Il est possible d'améliorer la qualité de vie. Il n'est pas possible et pas logique d'accuser les nouvelles technologies mais seulement certaines orientations de leur utilisation, elles sont très professionnelles et n'ont rien de l'amateurisme.

Le 28/02/2013 à 14:30 Alerter Répondre

Avatar piermer

Ce sujet est délicat ... car effectivement j'utilise AUSSI le clavier pour m'exprimer ici certes (je n'ai pas utilisé de courrier postal ),... MAIS !!! mais entre user et ABUSER n'y a t il pas un juste équilibre?
juste à partir de quand?Il me semble qu'il y a là un crénaux ou entre sévir et subir il faudra choisir : Je ne veux plus subir et même si le numérique a de beaux jours devant lui ( ne plus savoir écrire au stylo bic bientot?) j'ai très souvent déconnecté en partant sur des randos au long court ( Compostelle par ex ) quel plaisir !!! ce qui n'empéchait pas certains marcheurs de s'interroger sur la disponibilité de la Wi fi en arrivant au gite???Liberté avant tout à respecter mais n'y aurait il pas une grande reprise d'air pur à oublier ... téléphone, SMART de préférence,TELE ou autre substitut artificiel au profit du chant des oiseaux,des bruits de la forêt,des vibrations du marché le matin,et enfin utiliser son temps à bricoler,RE ...découvrir son environnement,
ouvrir ses yeux et ses oreilles aux rendez vous des contacts humains et autres rencontres de la vie.
Que se passerait il si le " numérique " n'existait plus?????
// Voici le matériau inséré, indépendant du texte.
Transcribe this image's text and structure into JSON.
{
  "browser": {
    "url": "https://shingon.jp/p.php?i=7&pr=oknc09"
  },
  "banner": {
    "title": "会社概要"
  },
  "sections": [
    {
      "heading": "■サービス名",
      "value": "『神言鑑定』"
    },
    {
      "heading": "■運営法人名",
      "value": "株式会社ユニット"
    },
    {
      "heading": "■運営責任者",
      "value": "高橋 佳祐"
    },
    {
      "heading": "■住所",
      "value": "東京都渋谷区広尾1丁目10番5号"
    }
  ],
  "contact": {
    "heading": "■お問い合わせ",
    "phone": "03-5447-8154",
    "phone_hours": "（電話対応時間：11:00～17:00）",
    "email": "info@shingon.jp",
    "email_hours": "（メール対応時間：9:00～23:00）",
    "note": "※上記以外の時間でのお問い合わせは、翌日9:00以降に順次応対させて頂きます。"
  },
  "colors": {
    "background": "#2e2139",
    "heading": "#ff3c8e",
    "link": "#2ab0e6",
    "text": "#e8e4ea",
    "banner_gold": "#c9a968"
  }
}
Le 28/02/2013 à 13:58 Alerter Répondre

Avatar Dominique Repronche

D'ou cette devinette de mauvais gout concernant les djeunes :

Tu connais la différence entre un smartphone et un clitoris ?

Non ?

Ben continue de jouer avec ton smartphone !

Le 28/02/2013 à 13:17 Alerter Répondre

Avatar marcel legand

Et bien je comprend mieux et tout se confirme.. j'ai fait cette expérience pendant 1 an... au début je culpabilisais comme si je me comportait comme un sauvage en me coupant de tout, mais non, en fait on fait a nouveau corps avec la vie, on se sent léger, frais, attentif et tellement plus heureux, la vie devient belle...en fait j'étais mal sans savoir pourquoi et c'était ça.. on a fini par m'inciter à reprendre et j'ai replongé... mon mal être revient.. je suis fatigué, triste plus rien n'a vraiment de goût, je suis a nouveau un esclave... Franchement, j'arrête... je conseille a tous d'essayer, stoppez tout ça pendant un moment, vous verrez... la liberté n'a pas de prix.. c'est la plus belle chose au monde.